Oil Market Summary for 06/07/2010 to 06/11/2010
After clawing its way back above $75 a barrel on Thursday for the first time in four weeks, the benchmark oil futures contract fell back again on Friday on news of an unexpected decline in retail sales in the U.S.
The end-of-week decline showed how feeble the rally was and how sensitive oil prices remain to economic news.
Oil prices were still ahead for the week, with the benchmark West Texas Intermediate settling Friday at $73.78 a barrel, after dropping 4.1% last Friday, the biggest single-day drop since February, to settle at $71.51.
A disappointing U.S. jobs report hit oil prices last Friday, but better economic news in the U.S. and some calming of economic tension in Europe allowed oil prices to gain three days in a row this week, peaking with Thursday's close of $75.48 a barrel.
Friday's report that U.S. retail sales declined 1.2% in May, against a consensus forecast for a small gain, started the downward spiral. Ironically, the Reuters/University of Michigan index rose to a higher-than-expected 75.5 in June its highest level in two and a half years from 73.6 in May. Economists were looking for the index to hit just 74 in June.

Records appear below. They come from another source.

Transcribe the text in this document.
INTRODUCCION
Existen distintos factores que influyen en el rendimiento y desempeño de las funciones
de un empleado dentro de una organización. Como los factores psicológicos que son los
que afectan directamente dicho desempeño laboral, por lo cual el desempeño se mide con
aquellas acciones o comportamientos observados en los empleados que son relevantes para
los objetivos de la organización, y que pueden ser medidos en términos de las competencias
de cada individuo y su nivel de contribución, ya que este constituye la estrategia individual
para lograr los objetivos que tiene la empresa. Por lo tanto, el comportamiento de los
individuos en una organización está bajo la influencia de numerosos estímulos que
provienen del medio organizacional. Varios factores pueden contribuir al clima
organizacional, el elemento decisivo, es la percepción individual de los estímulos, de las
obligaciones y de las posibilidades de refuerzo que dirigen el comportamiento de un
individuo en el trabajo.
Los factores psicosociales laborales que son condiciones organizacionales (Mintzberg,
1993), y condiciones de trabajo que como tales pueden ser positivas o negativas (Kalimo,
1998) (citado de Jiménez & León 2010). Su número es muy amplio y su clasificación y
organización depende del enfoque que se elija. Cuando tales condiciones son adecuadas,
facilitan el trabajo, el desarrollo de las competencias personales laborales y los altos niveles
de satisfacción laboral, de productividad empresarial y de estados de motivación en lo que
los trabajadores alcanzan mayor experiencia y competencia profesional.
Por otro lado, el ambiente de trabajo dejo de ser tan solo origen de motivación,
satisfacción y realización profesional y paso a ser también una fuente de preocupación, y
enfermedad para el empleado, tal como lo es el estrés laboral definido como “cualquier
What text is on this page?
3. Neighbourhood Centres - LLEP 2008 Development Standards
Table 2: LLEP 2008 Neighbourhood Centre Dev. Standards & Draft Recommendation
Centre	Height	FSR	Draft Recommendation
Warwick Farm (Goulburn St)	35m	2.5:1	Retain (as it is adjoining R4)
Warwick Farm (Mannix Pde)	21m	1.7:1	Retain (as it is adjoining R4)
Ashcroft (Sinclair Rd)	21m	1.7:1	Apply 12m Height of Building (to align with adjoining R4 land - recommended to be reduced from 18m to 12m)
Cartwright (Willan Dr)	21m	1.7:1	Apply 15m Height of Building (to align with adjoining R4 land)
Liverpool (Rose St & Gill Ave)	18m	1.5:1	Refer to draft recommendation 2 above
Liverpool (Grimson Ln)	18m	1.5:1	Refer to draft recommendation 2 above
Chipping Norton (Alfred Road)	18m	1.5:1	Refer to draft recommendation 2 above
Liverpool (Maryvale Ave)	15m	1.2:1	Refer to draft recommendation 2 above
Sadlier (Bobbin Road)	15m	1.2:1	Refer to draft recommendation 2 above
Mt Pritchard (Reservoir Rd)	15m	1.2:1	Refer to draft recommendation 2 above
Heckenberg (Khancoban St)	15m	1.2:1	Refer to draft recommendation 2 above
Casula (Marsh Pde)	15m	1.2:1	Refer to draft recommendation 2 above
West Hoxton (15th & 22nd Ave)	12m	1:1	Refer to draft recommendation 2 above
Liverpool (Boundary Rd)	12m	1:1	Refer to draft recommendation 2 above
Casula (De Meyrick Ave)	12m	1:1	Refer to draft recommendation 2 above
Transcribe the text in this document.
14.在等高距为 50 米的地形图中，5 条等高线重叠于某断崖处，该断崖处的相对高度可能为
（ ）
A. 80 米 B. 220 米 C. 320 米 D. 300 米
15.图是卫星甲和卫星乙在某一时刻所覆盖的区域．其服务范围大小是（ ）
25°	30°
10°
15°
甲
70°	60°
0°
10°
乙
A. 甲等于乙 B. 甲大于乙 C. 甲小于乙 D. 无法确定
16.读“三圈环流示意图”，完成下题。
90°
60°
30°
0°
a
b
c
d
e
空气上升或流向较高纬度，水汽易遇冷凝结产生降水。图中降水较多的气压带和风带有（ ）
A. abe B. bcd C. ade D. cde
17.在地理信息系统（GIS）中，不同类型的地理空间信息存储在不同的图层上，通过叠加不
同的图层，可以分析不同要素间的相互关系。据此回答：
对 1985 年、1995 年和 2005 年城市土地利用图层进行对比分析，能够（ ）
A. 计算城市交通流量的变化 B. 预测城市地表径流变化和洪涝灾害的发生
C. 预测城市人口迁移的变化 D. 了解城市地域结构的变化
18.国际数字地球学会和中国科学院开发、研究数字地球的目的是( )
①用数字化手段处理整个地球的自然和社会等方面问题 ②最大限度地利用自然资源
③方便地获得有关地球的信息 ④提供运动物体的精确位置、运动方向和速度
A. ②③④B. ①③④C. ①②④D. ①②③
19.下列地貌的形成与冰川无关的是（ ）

But concerns about inflation in China and possible measures to curb that rise in prices kept downward pressure on oil. Chinese inflation in May rose to a 3.1% annual rate, a 19-month high and just over Beijing's 3% maximum for inflation. At the same time, growth in China's industrial production slowed to 16.5% in the month from 17.8% in the previous month.
China has the second-largest oil consumption globally after the U.S., so signs of slower economic growth in both big consumer nations turned oil investors bearish on Friday.